Er schreit sie an, sie soll den Mantel sofort ausziehen und er wolle mit Ausländern sowieso kein Geschäft machen, was sie sofort tut. Als sie mit ihrer Freundin in Richtung Ausgang geht, sagt sie zu ihr: "Der Typ spinnt!" Daraufhin beginnt er sie zu schlagen, er tritt sie und schmeißt sie aus dem Geschäft.

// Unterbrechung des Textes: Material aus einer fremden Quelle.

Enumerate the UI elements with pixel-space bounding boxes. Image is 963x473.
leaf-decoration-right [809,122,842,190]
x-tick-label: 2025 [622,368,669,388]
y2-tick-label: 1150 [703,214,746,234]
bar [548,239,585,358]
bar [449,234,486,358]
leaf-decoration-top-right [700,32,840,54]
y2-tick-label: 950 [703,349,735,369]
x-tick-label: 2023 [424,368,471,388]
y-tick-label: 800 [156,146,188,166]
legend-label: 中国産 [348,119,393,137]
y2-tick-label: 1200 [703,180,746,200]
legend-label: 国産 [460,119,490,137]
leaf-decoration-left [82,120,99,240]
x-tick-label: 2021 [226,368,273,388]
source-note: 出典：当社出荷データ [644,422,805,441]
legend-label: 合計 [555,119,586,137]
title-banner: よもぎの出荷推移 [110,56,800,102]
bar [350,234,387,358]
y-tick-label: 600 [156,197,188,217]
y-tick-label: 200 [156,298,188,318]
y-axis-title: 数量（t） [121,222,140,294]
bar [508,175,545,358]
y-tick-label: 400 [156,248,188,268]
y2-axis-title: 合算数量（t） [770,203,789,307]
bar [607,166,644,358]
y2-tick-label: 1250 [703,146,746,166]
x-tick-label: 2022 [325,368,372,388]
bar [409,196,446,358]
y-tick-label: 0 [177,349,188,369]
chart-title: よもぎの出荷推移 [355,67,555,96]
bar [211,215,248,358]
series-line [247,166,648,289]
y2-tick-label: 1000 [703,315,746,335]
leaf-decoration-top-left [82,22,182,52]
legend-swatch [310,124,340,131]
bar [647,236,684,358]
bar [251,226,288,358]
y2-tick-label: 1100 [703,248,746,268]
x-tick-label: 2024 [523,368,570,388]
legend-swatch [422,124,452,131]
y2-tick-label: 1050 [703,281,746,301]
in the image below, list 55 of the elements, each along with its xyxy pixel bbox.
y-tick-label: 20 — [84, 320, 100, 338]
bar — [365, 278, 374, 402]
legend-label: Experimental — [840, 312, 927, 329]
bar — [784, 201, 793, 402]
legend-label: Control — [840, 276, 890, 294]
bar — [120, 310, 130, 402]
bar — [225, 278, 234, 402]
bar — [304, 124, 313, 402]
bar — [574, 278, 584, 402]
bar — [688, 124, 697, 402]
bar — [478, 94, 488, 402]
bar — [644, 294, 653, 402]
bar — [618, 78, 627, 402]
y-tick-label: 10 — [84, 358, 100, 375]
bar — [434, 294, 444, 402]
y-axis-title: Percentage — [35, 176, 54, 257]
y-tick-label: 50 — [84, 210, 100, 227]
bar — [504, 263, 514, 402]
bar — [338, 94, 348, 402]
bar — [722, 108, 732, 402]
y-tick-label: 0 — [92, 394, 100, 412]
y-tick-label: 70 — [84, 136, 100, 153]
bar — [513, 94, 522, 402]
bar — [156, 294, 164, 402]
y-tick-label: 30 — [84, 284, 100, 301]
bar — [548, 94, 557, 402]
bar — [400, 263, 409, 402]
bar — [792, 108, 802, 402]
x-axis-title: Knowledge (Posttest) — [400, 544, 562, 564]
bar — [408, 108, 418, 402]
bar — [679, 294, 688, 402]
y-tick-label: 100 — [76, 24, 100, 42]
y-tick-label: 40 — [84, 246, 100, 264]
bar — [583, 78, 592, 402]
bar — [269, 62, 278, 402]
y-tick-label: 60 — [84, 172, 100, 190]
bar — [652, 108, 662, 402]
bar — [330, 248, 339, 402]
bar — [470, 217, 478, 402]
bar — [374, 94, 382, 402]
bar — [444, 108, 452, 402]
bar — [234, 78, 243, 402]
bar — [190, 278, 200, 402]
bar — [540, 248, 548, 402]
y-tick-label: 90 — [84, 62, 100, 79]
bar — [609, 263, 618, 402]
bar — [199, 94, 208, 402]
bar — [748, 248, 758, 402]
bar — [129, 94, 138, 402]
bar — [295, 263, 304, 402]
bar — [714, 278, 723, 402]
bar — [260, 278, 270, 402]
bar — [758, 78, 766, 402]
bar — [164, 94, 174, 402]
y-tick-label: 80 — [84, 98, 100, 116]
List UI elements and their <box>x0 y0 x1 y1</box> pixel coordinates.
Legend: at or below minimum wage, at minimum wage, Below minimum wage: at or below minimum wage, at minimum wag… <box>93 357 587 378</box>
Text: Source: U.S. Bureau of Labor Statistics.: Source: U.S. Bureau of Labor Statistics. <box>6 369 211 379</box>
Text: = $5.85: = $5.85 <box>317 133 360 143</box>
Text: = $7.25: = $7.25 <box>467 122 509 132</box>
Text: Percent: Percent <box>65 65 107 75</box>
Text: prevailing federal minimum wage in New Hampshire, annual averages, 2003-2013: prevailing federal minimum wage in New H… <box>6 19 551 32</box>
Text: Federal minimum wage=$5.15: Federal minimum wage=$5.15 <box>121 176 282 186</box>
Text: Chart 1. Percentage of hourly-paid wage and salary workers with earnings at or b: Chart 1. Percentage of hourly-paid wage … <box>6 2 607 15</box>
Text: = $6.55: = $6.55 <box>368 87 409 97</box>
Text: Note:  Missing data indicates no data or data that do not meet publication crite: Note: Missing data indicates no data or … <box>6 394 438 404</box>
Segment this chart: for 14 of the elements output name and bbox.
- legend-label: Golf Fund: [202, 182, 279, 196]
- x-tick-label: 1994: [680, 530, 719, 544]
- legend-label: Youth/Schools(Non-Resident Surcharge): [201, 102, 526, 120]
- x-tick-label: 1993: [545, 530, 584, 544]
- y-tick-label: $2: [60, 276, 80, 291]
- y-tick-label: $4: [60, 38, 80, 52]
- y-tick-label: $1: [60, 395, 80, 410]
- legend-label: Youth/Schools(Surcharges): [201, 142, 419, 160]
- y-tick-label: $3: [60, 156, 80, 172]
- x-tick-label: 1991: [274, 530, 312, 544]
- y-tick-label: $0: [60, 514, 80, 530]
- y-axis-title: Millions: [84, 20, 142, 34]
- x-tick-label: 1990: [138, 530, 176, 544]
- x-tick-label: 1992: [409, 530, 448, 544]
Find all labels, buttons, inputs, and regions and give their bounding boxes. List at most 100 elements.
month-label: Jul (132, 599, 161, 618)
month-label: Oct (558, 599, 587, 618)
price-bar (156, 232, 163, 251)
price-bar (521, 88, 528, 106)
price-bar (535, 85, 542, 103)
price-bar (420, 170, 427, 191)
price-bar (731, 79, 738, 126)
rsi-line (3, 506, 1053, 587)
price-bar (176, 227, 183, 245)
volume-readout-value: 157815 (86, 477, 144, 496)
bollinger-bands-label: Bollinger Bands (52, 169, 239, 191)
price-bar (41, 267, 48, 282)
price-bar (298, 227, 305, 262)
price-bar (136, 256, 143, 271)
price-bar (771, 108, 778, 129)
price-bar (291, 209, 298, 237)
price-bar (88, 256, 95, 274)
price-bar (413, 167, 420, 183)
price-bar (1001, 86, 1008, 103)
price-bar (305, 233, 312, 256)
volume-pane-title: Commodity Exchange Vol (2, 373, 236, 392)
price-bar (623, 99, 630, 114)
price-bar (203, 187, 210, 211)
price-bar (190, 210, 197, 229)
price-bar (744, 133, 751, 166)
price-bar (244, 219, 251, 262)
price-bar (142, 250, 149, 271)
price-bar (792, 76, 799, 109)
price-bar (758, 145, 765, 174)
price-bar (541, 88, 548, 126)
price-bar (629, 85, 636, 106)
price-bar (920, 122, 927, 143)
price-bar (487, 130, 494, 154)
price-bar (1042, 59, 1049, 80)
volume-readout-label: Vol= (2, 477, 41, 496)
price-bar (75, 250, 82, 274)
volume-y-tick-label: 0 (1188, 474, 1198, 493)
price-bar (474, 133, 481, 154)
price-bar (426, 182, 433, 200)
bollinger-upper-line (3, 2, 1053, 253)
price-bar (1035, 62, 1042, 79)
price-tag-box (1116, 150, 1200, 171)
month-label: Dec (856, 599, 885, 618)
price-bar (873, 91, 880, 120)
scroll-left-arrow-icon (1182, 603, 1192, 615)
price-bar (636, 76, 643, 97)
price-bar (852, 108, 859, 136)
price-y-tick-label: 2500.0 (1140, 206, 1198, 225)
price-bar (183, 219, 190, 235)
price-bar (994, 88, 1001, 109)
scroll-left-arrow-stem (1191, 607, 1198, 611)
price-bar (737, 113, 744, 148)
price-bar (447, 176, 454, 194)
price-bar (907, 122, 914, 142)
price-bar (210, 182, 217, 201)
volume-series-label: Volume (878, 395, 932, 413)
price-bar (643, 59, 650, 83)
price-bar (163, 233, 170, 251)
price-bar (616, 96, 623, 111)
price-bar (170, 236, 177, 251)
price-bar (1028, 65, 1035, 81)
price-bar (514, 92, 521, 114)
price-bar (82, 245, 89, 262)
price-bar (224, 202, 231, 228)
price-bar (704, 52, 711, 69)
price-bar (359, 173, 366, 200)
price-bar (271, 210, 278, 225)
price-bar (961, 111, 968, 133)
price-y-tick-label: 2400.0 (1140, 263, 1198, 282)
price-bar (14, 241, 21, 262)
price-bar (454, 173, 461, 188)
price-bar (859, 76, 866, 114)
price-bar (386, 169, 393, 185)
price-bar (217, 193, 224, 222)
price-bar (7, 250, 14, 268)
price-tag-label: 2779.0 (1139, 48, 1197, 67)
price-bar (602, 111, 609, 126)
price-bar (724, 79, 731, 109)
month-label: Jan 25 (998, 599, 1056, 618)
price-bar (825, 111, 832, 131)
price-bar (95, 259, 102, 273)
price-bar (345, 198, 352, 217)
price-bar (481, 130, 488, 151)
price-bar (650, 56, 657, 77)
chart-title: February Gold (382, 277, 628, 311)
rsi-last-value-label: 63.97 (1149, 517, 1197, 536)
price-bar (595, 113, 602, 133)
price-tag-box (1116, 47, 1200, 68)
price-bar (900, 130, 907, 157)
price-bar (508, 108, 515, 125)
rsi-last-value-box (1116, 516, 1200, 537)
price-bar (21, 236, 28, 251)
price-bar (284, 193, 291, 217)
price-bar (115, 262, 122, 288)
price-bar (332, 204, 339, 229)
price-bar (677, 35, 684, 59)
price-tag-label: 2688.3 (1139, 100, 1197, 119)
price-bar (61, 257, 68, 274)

Sie war verletzt und ist gleich zur Polizei gegangen und hat Anzeige erstattet. Dann kommt es zur Verhandlung, sie hat Angst und ist nervös nach dem Vorfall. Beim Prozess beginnen sich die beiden zu widersprechen, weil sie so nervös sind, und der Mann wird freigesprochen.

Erst auf dem zivilrechtlichen Weg wird ihr Recht gegeben. Trotzdem ist der Ausgang des Verfahrens unbefriedigend – erstens ist es noch nicht abgeschlossen und zweitens muss sie jetzt 400 Euro bezahlen, obwohl sie Recht bekommen hat.

derStandard.at: Wie kommt das zustande?

Kangela: Ihr wurde zwar ein Schadenersatz von 700 Euro zugesprochen, nur waren die Prozesskosten deutlich höher als das. Also selbst wenn man Recht bekommt, muss man sogar noch zahlen, und zwar nicht wenig, wie etwa jene 400 Euro.

derStandard.at: Der Antirassismus-Report ist natürlich keine angenehme Lektüre. Gibt es trotzdem auch etwas Positives?

Kangela: Positiv ist, dass sich mehr persönlich von Rassismus Betroffene an ZARA gewendet haben. Konkret haben sich um 20 Prozent mehr Opfer von Rassismus gemeldet. Das bedeutet auch, dass Menschen, denen Unrecht passiert, ihre Rechte einfordern und sich wehren wollen - dass sie nicht behaupten "Draußen regnet´s", wenn ihnen jemand auf den Kopf spuckt.